5 décembre 2025
Docteure en langue et civilisation chinoises de l’Inalco, Pascale Elbaz est enseignante-chercheure à l’ISIT, Grande école de l’interculturel et du multilinguisme (Paris-Panthéon- Assas-Université). Elle est responsable du séminaire interculturel transdisciplinaire de l’école. Elle est également chercheure associée à l’IFRAE (Institut français de recherche sur l’Asie de l’Est). Ses recherches se développent dans deux directions : l’analyse du vocabulaire chinois de l’esthétique et de la culture et la pédagogie de la traduction et de la terminologie à l’ère du multilinguisme et des traitements automatiques du langage naturel (TAO, TA). Elle exerce parallèlement en tant que traductrice chinois-français dans l’édition : Le Chant de la Terre chinoise, Photographies de la Chine d’aujourd’hui (2020) ; Histoire illustrée de la peinture chinoise (2021) (Ed. Horizon orientale).
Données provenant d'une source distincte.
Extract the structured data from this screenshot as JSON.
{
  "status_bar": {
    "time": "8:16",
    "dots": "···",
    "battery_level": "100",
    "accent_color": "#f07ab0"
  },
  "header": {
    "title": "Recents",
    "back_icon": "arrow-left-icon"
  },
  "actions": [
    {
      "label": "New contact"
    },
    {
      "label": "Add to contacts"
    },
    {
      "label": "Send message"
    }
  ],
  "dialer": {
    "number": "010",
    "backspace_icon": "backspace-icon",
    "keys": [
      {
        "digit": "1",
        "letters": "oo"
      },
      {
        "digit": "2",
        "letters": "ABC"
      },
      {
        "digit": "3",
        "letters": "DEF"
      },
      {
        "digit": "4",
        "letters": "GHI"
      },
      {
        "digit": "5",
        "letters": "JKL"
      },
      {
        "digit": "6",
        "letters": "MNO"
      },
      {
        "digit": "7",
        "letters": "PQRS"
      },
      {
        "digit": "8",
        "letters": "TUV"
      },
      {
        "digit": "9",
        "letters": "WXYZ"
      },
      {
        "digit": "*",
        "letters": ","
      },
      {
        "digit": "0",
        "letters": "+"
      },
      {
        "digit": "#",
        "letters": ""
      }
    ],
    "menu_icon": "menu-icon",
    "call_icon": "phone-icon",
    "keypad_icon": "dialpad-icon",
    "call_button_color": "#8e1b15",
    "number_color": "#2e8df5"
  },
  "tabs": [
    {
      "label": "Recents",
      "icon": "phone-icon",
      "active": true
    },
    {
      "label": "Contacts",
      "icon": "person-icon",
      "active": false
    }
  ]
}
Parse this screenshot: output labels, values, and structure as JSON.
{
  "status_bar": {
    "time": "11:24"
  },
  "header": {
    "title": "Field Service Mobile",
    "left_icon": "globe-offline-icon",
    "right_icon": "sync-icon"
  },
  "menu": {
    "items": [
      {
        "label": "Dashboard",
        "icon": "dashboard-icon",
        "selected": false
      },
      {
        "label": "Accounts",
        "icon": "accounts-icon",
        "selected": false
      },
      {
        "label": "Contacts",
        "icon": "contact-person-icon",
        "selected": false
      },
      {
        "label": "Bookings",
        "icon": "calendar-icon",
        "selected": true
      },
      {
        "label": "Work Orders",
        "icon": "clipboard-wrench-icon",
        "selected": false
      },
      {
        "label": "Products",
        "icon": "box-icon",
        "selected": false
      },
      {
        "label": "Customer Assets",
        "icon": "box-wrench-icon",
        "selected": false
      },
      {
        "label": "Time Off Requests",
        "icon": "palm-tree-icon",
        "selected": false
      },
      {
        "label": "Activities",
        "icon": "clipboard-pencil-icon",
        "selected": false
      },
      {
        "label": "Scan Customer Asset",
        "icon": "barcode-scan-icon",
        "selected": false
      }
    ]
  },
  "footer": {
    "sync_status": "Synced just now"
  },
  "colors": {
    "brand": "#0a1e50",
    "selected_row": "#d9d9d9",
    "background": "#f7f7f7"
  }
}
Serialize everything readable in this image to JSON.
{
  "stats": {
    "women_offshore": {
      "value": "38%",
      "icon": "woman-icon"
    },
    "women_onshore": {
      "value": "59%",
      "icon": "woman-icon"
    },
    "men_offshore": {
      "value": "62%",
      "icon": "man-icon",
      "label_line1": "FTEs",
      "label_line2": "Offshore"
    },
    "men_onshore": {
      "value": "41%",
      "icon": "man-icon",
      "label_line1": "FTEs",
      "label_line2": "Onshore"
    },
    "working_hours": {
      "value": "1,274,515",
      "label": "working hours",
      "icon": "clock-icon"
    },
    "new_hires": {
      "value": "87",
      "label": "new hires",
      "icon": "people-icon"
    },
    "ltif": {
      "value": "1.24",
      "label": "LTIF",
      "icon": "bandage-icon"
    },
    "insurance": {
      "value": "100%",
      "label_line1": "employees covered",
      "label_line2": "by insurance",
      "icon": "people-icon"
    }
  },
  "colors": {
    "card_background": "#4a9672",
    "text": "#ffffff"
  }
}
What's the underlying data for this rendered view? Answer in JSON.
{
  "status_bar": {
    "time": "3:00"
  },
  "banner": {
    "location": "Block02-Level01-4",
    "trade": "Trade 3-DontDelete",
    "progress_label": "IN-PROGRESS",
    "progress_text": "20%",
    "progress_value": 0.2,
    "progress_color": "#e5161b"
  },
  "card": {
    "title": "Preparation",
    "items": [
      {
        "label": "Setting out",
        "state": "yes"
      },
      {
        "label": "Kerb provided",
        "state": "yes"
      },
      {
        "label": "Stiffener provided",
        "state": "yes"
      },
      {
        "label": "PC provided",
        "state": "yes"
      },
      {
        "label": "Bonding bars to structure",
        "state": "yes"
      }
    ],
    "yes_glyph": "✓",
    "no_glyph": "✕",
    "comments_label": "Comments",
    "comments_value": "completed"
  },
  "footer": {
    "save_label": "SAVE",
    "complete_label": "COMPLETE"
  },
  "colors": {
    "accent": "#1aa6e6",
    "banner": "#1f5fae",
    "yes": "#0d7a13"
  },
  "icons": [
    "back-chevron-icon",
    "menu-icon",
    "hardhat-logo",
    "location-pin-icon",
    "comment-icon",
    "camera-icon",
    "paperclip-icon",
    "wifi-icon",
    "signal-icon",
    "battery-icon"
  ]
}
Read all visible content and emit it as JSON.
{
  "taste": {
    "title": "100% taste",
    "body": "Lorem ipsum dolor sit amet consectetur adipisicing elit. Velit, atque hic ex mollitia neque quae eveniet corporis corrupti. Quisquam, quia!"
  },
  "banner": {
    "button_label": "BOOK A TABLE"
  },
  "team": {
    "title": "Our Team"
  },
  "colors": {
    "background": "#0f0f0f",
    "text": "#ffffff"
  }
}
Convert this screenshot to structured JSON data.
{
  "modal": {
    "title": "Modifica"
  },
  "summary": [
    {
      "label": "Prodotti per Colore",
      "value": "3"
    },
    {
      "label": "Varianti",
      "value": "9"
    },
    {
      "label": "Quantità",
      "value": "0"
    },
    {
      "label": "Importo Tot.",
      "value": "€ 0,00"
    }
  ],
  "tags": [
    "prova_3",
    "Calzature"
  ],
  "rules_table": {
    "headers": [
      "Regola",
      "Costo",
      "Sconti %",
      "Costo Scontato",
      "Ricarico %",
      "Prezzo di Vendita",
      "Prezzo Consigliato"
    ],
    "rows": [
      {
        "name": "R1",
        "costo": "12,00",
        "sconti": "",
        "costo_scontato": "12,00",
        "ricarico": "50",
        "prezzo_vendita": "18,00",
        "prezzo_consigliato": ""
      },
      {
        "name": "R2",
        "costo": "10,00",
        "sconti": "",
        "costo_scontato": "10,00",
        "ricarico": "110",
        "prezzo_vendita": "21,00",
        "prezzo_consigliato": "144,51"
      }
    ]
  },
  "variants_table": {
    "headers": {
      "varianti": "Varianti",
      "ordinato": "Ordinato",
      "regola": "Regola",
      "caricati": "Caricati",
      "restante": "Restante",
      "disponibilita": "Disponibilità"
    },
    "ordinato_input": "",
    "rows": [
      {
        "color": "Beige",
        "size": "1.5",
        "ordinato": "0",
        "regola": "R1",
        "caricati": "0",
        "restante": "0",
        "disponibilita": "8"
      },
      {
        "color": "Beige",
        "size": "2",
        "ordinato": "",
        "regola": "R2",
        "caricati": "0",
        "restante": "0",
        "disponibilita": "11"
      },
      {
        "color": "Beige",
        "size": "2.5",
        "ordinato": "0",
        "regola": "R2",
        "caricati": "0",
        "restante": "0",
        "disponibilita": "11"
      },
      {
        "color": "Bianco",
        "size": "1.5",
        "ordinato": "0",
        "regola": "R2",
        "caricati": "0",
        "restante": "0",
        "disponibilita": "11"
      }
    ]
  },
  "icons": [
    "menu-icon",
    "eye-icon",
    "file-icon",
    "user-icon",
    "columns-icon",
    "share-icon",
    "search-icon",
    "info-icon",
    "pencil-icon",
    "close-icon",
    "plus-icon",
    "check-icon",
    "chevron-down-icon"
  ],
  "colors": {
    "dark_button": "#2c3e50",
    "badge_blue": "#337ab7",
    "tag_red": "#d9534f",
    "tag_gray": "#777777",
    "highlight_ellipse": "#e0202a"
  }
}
Elle est membre de la Research Task Force de la FIT (Fédération internationale des traducteurs) et participe à la rédaction d’articles sur la transformation des métiers de la traduction et sur la formation de la nouvelle génération de traductrices et de traducteurs.
A première vue, le territoire de l’art a sa « ligne de démarcation ». Tant qu’il ne franchit pas cette ligne, il est appelé art, s’il la franchit, il n’est plus de l’art, mais de l’artisanat, ou un ensemble d’objets et de pratiques quotidiennes. La question des limites de l’art nous plonge dans la tradition philosophique chinoise, dans les écrits de Zhu Xi sur la question de la complémentarité yin-yang et de Zhang Dainian sur le mode de relation de deux objets opposés, pris dans un processus d’interdépendance, d’inclusion mutuelle et de transformation. La question des limites de l’art se fait relative, variant en fonction du temps et du lieu, pointant vers les vastes zones grises et transformant l’opposition « art ou non art » en l’inclusion « art et non art ». Quand est-il alors de la limite entre les différents arts? L’esthétique chinoise traditionnelle nous aide-t-elle à penser l’intermédialité autrement?